After the test, we all had to go and sit in another room inside the building called the Examination Waiting Room. It was all very testlike…I know it was a test, but you know what I mean. He called us into the little room one by one. When I walked in, he said, “Congratulations”, so I was of course very relieved! We had to score a minimum of 70/100 to pass, which is quite low, isn’t it! I scored 90. He got me on doing my blind spot checking while I was pulling out instead of before, and being too far away from the centre line when I made a right turn. I don’t know why I did that weird blind spot checking. I have never done it before!
After that, we had to go into the written test room again, sit in order, depending on our number, then they gave us 30 minutes to complete the written test from the police. Some of the questions were so easy, and it was much easier than the pre-written test that the school gave me to do. Some of the questions were actually the same, so I’m guessing that they repeat the questions over and over. I was allowed to get only 5 wrong out of 50. After we finished that, we could go home, and call the school the following day after 4p.m. for the results. I knew there were a lot of questions I had got right, and thought it was possible I got two or three wrong, but I was worried that I hadn’t passed it.

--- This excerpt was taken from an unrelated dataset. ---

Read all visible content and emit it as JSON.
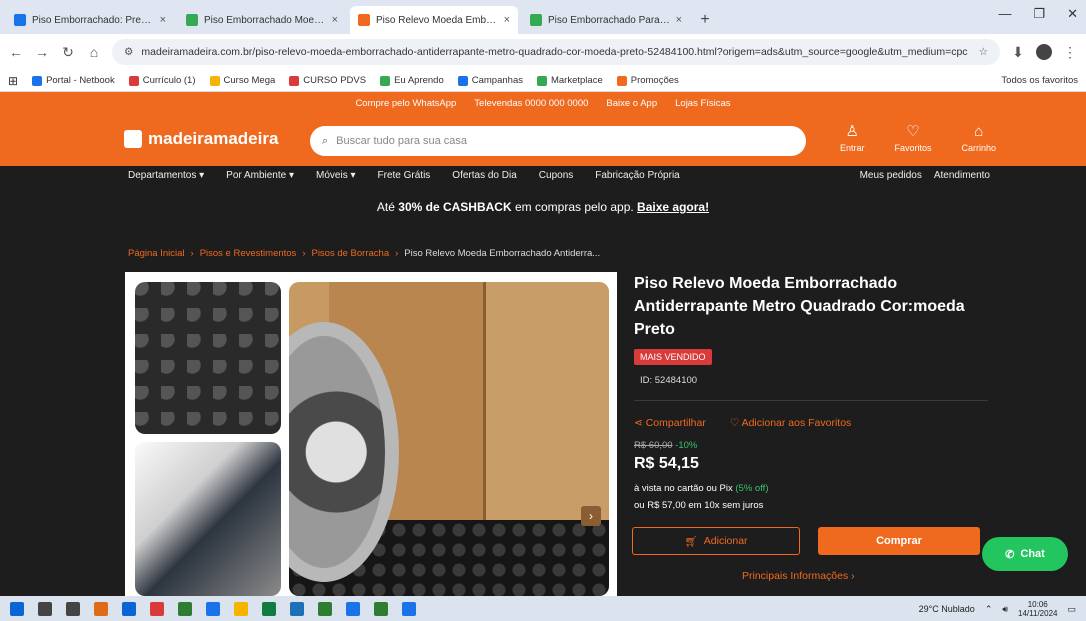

The following day was Sunday, start of Golden Week, so Yusuke had to go to work in the morning. Hannah and I walked to his office (took about 50 minutes) to go for lunch. I finally went to that restaurant that’s always closed!! It was sooooooooo hot, and by the time I got there I was starving. Hannah slept all the way. Yusuke ordered a curry and the chef brought it out sizzling in a hot pot. He was from Bangladesh and very happy to chat to me in English. It was nice for a while, but after about five minutes I just wanted him to go so I could eat my food while it was still hot! He has two children and was wondering about whether to send his son to a Japanese school or an international one. He was worried about bullying. I was worried about eating hot food.
When we left the building I got a phone call. I answered, which is quite unusual for me because I didn’t know whose number it was, but it turned out to be the driving school. It was only half past three! Anyway, turns out I passed! Yay! I asked if I could find out which questions I got wrong, but she said that we couldn’t, because only the police knew. I thought that was a bit rubbish, because I could drive doing something wrong because I never got corrected.
So from next Sunday, I start the second stage, out on the real roads! Yeah!!!!!!!!!!!!!!!!!!!!!!!!!!!!!!!!!!!!!!!!!!